Тут призрак моей бабушки протянул руку и коснулся моей щеки так нежно, что я опешил.

– Мне нравилось смотреть на тебя, когда ты был мальчиком. Так решительно настроенный стать магом, какими были твои отец и мать… И всё-таки, по-моему, даже тогда некая часть тебя должна была чувствовать, что этого никогда не случится. О, возможно, тебе удалось бы пройти испытания дже-теп и стать каким-нибудь младшим магом. Световиком, если бы ты зажёг татуировки железа и огня; а скорее всего, жалким выдыхателем благодаря своей татуировке дыхания. Тогда ты никогда не нашёл бы радости, Келлен, не больше, чем если бы исполнил своё самое сокровенное желание и сделался лорд-магом. Вместо этого ты стал кем-то гораздо более… интересным.

– Изгнанным метким магом?

– Метким магом. Изгоем. Аргоси. Обманщиком. Но что важнее всего – ты стал тем, кто, как я уже начала с отчаянием думать, навсегда исчез из нашего народа.

– А именно?

Она потрепала меня по щеке.

– Порядочным человеком.

Я поразмыслил над её словами. Не самый высокий титул, который я когда-либо слышал, но ничего, переживу.

Или нет.

– И что теперь будет? – спросил я.

Призрачная Серентия пожала плечами.

– Будущее нашего народа зависит от Ша-маат. Тот маленький гамбит, который ты провернул, сработал. Она разнесла твоего отца в пух и прах – молнией, ни больше, ни меньше.

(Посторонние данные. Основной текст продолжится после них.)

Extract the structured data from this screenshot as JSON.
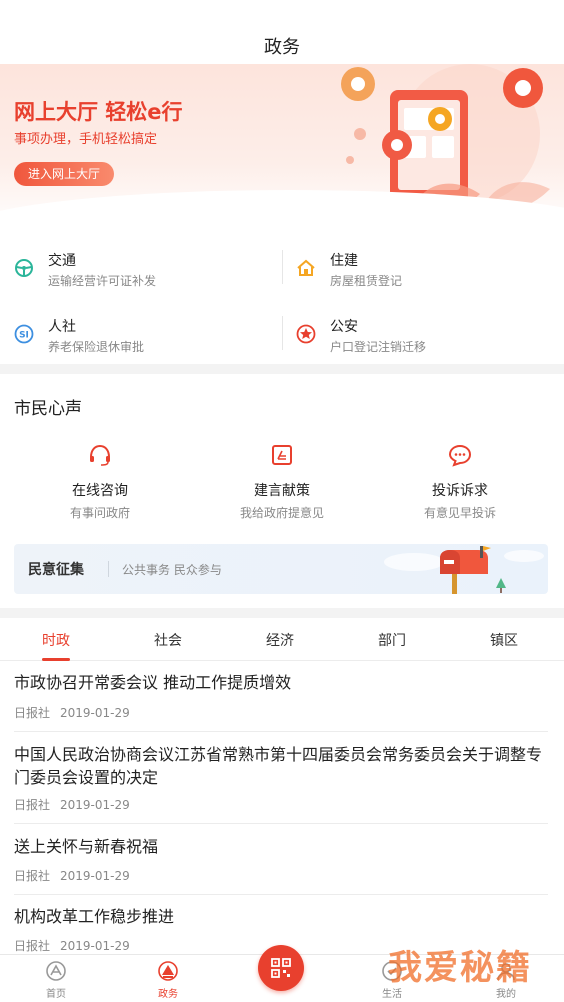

Глядя на меня, она приподняла бровь.

– У тебя и вправду тяга к театральности, не так ли? Всякие глупости типа: «Смотри, как я творю своё могущественное заклинание» – в ожидании, пока твоя сестра, наконец, сделает выбор.

– Я всегда подумывал стать бродячим актёром, когда всё закончится.

Она скорчила гримасу.

– Грязная профессия. Как бы то ни было, Ша-маат теперь назовёт себя Верховным магом. Она не может позволить себе поступить иначе. Она видела, каким стал её отец, а он был человеком, которым она восхищалась больше всего на свете. Она не даст ни одному из тех придурков взять бразды правления в свои руки.

Серентия улыбнулась.

– Так что радуйся. Ты остановил войну, спас свой народ и, хотя никто не собирается петь о тебе песни, неплохо проявил себя для меткого мага с одной татуировкой.

Она повернулась, словно собираясь уходить, и я наконец-то набрался смелости задать вопрос, которого до сих пор избегал:

– А что насчёт меня? Я мёртв?

Она остановилась и снова повернулась ко мне.

– В основном.

– В основном?

– Ну, скажем так, железная магия отца чуть не убила тебя, а трюк с попыткой оживить магию огня в твоей татуировке, чтобы доказать Шелле, что ты готов покончить с собой, пытаясь это сделать, привёл тебя к концу пути. В любом случае – ты действительно хочешь жить? Мне кажется, ты ведёшь там довольно паршивую жизнь изгоя, и вряд ли она станет лучше, учитывая врагов, которых ты нажил. Кроме того, ты же знаешь, что мир не нуждается в обманщике после того, как разыгран последний трюк, верно? Как только всё уладится, люди вроде нас только путаются под ногами.